Does anyone have any experience of getting (true) HDR from raw photo image files?

With libraw I can get 16-bit output in a proper color space, but how do I scale it? Assuming 0-1 range I get images that are too dark, as I target 100 nits with 1.0 value.

Dividing by imgdata.color.maximum makes a variety of sample photos look good, but it also feels sketchy as fuck.

(All the "HDR + RAW" search results are about making the fake HDR-but-SDR out of many combined exposures.)

@wolfpld I've always taken it that RAWs are "raw" sensor data which I will not have tweaked much when taking other than to avoid clipping (and the assists that may have helped select exposure/"ISO" multiplier to bring me into a reasonable range) and until I open Lightroom/Darktable/Therapee and develop them, they will not be suitable for human viewing.
So you'd need to implement a full equivalent of auto-develop (that cameras use to make those often-bad jpegs) just targeting HDR range output.

@shivoa You have to do some processing to handle the Bayer matrix, white balance, color profile and so on. Libraw does this and you get a reasonably good looking SDR image.

What a photographer does in Lightroom/etc. is basically manually tinkering with the raw sensor output into a great looking SDR image.

My thought is, if there's all this extra data in the raw image, e.g. wide gamut or extended dynamic range, why not show it on the screen as HDR without having to compress it to SDR?
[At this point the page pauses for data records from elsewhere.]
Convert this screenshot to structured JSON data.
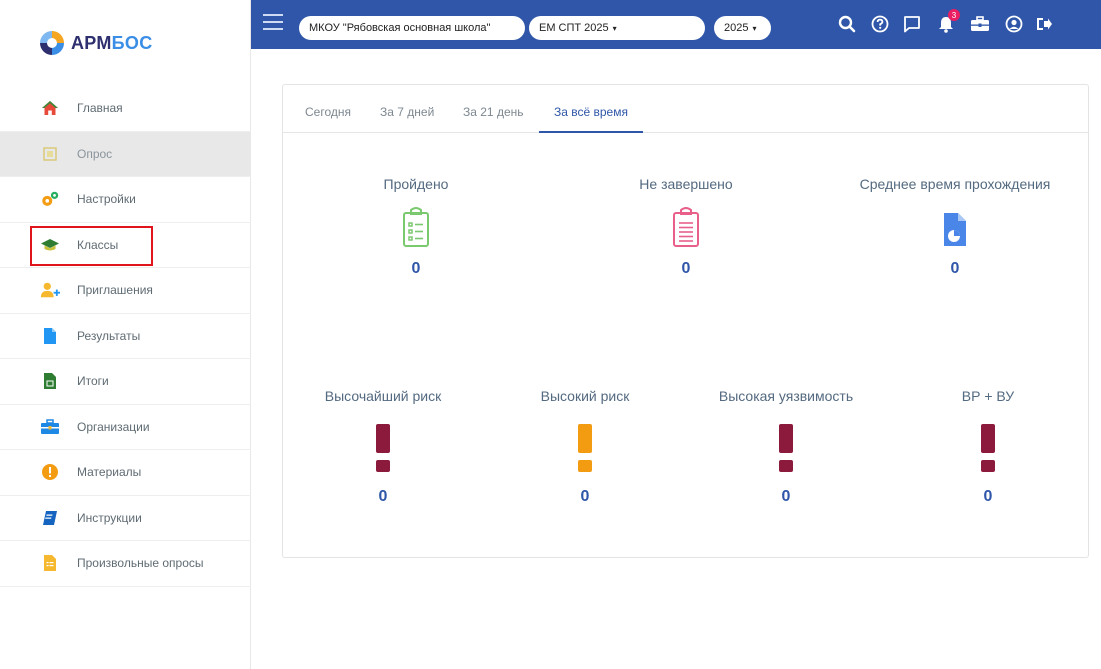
{
  "logo": {
    "text_a": "АРМ",
    "text_b": "БОС"
  },
  "sidebar": {
    "items": [
      {
        "label": "Главная",
        "icon": "home-icon",
        "active": false
      },
      {
        "label": "Опрос",
        "icon": "survey-icon",
        "active": true
      },
      {
        "label": "Настройки",
        "icon": "gears-icon",
        "active": false
      },
      {
        "label": "Классы",
        "icon": "graduation-cap-icon",
        "active": false,
        "highlighted": true
      },
      {
        "label": "Приглашения",
        "icon": "user-add-icon",
        "active": false
      },
      {
        "label": "Результаты",
        "icon": "document-icon",
        "active": false
      },
      {
        "label": "Итоги",
        "icon": "spreadsheet-icon",
        "active": false
      },
      {
        "label": "Организации",
        "icon": "briefcase-icon",
        "active": false
      },
      {
        "label": "Материалы",
        "icon": "alert-circle-icon",
        "active": false
      },
      {
        "label": "Инструкции",
        "icon": "book-icon",
        "active": false
      },
      {
        "label": "Произвольные опросы",
        "icon": "list-document-icon",
        "active": false
      }
    ]
  },
  "topbar": {
    "organization": "МКОУ \"Рябовская основная школа\"",
    "survey": "ЕМ СПТ 2025",
    "year": "2025",
    "notification_count": "3",
    "icons": [
      "search-icon",
      "help-icon",
      "chat-icon",
      "bell-icon",
      "briefcase-icon",
      "account-icon",
      "logout-icon"
    ]
  },
  "tabs": {
    "items": [
      "Сегодня",
      "За 7 дней",
      "За 21 день",
      "За всё время"
    ],
    "active_index": 3
  },
  "stats_top": [
    {
      "title": "Пройдено",
      "value": "0",
      "icon": "clipboard-check-icon",
      "color": "#7bc96f"
    },
    {
      "title": "Не завершено",
      "value": "0",
      "icon": "clipboard-list-icon",
      "color": "#e8608a"
    },
    {
      "title": "Среднее время прохождения",
      "value": "0",
      "icon": "pie-document-icon",
      "color": "#4a86e8"
    }
  ],
  "stats_bottom": [
    {
      "title": "Высочайший риск",
      "value": "0",
      "icon": "exclamation-icon",
      "color": "#8b1a3c"
    },
    {
      "title": "Высокий риск",
      "value": "0",
      "icon": "exclamation-icon",
      "color": "#f39c12"
    },
    {
      "title": "Высокая уязвимость",
      "value": "0",
      "icon": "exclamation-icon",
      "color": "#8b1a3c"
    },
    {
      "title": "ВР + ВУ",
      "value": "0",
      "icon": "exclamation-icon",
      "color": "#8b1a3c"
    }
  ]
}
@wolfpld Yep, I fear that the real result for a good HDR from RAW involves a person using an HDR-aware copy of Lightroom etc to develop an HDR result from the raw sensor data. And the stock solutions that automagically "develop" an SDR result will take a lot of work to be rewritten to make an HDR result that looks satisfying (in the way you used to never use the on-camera jpeg results vs developing your own because they always fell so far short until endless iteration).

@shivoa The problem is that photo cameras are not designed for HDR output, so you get results that can be all over the place. Then the photographer may have his own favorite way of taking photos. And my method is basically to do a random thing and hope the result will be correct.

Most of the time it looks good, great even. A small percentage of photos look bland. Another small percentage is completely white unless you set the display brightness to 0% so you can see that 10000 nits.

ACR 15 adds High Dynamic Range Output - Greg Benz Photography

Adobe Camera RAW (ACR) v15 just added one of the most exciting features since the creation of RAW processing itself: High Dynamic Range Output ("HDR" or "HDRO"). This name might be confusing because we've used the term "HDR" for years, but now that same name is being used for a completely different display technology. This

Greg Benz Photography - Luminosity Masking, HDR, Photoshop Tutorials, and cityscape and landscape photography
@ngz0 That's basically what I'm seeing in my viewer.

@ngz0 The worst thing about HDR is that I can't show what it really looks like. So here's an approximation.

SDR on the left, HDR on the right. But you have to imagine that the building lights in the HDR image are as bright and contrasty as you would see in reality, not in a photo on a monitor.